4. THE SIMULTANEOUS SEPARATION OF POLYAMINO-CARBOXYLATE
ANIONS, INORGANIC ANIONS AND TRANSITION METAL CATIONS CAN BE REALIZED
(a) Designated retention interval of the IC column effluent was collected and used to further ICP analysis. Collection protocols for the heart-cutting procedure were applied in the analysis of Cu and Zn containing peaks Aliquots of these fractions of CuEDTA/CuDCTA and ZnEDTA/ZnDCTA peaks were identified and confirmed the retention order by ICP spectroscopy.

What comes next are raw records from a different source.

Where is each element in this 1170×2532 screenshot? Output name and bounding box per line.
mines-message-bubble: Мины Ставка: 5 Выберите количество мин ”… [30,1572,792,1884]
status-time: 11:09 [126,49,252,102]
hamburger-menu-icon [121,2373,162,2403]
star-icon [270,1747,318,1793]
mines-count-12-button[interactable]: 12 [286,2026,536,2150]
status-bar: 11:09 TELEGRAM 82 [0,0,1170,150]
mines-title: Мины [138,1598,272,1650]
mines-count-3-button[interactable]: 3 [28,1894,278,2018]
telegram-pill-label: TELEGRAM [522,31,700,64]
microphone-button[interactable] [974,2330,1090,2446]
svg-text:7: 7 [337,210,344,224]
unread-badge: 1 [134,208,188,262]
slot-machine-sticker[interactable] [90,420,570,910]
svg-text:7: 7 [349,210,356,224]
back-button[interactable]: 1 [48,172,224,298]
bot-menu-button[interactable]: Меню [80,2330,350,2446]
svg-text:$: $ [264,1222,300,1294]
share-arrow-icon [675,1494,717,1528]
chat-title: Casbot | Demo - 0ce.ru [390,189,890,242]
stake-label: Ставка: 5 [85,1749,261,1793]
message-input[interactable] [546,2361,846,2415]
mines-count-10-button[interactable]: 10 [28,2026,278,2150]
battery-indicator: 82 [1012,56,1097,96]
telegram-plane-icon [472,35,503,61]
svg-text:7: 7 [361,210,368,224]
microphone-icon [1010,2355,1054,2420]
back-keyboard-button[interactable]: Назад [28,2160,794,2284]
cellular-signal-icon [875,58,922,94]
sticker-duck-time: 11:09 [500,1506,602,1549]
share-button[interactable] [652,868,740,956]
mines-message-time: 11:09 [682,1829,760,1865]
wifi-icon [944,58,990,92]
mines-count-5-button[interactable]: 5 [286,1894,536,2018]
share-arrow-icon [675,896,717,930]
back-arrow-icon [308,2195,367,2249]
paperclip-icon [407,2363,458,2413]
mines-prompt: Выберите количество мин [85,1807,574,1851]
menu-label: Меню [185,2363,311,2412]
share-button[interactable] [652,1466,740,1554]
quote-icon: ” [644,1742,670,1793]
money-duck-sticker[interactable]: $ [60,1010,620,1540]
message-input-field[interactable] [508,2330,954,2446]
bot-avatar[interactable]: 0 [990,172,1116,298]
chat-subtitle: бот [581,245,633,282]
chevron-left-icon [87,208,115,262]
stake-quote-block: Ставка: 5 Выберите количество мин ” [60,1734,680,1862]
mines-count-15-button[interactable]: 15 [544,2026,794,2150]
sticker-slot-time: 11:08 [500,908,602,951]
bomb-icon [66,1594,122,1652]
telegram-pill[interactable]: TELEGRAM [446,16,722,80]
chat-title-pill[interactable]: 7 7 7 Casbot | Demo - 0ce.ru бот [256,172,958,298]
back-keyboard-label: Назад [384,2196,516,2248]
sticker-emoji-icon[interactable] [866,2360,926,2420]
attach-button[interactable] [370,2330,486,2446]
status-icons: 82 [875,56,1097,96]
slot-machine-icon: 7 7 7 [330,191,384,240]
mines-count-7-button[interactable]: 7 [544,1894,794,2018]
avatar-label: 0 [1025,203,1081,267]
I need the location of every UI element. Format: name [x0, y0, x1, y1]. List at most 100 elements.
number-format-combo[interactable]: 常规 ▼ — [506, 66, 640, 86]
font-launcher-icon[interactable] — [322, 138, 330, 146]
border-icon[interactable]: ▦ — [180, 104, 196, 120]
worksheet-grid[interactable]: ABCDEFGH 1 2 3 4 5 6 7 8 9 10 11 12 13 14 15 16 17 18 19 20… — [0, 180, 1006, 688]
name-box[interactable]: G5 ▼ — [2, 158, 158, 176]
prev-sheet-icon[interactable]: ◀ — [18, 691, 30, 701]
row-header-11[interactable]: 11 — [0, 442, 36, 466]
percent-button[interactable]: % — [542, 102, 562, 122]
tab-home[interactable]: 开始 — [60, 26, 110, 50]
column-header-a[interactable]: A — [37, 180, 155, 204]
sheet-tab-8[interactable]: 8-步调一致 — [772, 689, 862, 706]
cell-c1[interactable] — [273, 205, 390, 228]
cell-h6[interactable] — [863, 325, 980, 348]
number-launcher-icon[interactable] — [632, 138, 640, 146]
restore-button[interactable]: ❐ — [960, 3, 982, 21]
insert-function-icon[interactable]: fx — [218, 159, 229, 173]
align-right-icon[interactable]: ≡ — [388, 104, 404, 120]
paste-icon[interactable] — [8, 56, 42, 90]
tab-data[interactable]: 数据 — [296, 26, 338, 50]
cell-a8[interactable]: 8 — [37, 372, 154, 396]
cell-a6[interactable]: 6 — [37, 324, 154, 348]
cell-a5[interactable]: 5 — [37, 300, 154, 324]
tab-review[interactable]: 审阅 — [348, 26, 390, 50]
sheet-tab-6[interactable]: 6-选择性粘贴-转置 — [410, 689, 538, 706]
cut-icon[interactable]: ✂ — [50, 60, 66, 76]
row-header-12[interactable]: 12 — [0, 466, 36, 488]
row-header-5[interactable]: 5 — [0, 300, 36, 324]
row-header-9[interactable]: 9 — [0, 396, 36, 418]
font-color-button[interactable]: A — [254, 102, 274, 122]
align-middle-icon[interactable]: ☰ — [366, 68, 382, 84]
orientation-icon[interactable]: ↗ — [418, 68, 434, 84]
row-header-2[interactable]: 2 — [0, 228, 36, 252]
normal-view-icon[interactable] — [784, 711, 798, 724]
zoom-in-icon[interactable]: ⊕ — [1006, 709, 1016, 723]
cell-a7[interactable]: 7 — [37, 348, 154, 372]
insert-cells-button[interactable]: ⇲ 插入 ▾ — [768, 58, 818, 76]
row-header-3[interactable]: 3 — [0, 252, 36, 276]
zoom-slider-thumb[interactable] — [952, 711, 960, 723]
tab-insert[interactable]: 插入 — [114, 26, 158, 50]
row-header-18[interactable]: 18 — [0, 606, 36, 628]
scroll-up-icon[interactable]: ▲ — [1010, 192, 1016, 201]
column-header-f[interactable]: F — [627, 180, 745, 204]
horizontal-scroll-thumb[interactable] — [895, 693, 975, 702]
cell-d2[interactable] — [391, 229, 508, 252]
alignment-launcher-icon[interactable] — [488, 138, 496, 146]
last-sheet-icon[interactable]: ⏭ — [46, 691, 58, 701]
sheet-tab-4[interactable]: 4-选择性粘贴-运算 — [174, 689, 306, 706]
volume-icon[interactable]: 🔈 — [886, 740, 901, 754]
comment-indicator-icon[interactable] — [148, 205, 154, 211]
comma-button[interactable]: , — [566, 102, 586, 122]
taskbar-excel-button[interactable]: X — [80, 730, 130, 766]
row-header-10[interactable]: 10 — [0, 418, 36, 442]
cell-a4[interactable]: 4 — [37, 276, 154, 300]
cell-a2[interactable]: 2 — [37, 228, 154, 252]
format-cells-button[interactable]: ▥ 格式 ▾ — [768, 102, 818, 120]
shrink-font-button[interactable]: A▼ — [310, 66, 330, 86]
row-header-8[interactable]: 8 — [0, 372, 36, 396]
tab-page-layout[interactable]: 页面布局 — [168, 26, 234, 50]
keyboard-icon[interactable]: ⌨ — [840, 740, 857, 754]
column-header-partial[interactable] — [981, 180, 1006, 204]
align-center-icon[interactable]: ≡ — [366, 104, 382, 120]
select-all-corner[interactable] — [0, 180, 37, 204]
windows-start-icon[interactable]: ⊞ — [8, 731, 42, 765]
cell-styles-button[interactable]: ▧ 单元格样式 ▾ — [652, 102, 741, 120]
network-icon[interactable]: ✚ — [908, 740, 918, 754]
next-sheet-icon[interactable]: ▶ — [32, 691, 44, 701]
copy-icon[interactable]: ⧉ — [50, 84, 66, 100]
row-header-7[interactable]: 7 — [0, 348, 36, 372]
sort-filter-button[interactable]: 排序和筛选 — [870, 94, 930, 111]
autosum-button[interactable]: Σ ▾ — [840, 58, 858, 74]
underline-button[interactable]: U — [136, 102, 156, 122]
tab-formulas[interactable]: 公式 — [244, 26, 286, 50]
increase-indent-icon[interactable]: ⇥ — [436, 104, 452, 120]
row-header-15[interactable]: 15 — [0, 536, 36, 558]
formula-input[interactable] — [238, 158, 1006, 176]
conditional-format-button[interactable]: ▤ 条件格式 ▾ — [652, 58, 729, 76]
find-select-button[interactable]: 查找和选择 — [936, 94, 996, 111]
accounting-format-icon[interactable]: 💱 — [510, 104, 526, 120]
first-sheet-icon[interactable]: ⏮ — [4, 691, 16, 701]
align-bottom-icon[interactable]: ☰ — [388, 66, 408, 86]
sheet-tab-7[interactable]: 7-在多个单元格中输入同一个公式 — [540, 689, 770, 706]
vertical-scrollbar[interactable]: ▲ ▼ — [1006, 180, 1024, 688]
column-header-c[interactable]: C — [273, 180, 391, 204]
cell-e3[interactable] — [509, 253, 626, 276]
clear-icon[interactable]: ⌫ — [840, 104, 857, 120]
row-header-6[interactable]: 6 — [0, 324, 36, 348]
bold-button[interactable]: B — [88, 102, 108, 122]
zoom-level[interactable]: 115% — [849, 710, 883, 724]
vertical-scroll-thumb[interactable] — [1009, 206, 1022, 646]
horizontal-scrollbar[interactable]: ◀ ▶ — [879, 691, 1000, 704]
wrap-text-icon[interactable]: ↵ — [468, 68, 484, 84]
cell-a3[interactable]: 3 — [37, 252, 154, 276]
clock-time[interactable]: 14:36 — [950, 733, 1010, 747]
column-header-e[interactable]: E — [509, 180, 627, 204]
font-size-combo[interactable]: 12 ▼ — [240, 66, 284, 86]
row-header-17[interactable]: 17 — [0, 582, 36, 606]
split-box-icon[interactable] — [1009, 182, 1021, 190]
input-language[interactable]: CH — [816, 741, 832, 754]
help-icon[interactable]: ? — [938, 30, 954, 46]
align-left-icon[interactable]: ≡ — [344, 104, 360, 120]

(b) The peaks of free ligands, EDTA were also identified from the effluent at the appropriate retention interval, using FTIR-ATR spectroscopy method. The symmetric and asymmetric COO-valence vibrations (1800-1300 cm-1) characterizing the EDTA ligands can be followed on the IR spectra. Our experiments verify that the simultaneous separation of anionic ligands and metal chelate complexes can be achieved, and subsequently detected.
(c) The di-, tri-, and tetravalent negative charged forms of polyamino-carboxylate ligands can be separated by anion exchange chromatography. In the case of EDTA ligand these components are the coeluated EDTA4- / EDTA3-, the NaEDTA3-, the NaHEDTA2- and the Na2EDTA2-. This is possible because the rate of interconversion is slow relative to the time of development of the chromatogram. The FTIR-ATR measurements also confirm these results.
5. THE PARAMETERS OF SELECTIVE SEPARATION OF METAL-CHELATE COMPLEXES AND HALOACETIC ACIDS CAN BE PLANNED
Based on the retention data of transition metal-chelate complex anions can be established that the simultaneous separations of inorganic anions and complex metalions can be achieved using pH =9,0−11,0 and CNaCO 6,0 9,0mM
3
2 = −
carbonate eluent. The retentions can be provided in order of inorganic, organic anions < anionic chelate ligands (EDTA < DCTA) < metal chelate complex anions. In the case of haloacetic acids the employed step-gradient (NaOH / LiOH) allows that the retentions are realized in order of chloro < bromo, mono-
< di- < tri-halogenated acetic acid. The calibration linearities in the range of 0,01 – 0,4 mM sample concentration in the case of the same metal ion, but different ligand R2=0,9931 for CuEDTA ion, R2=0,9894 for CuDCTA ion, respectively.
In the same concentration range R2=0,9997, R2=0,9996 are for MCA and MBA.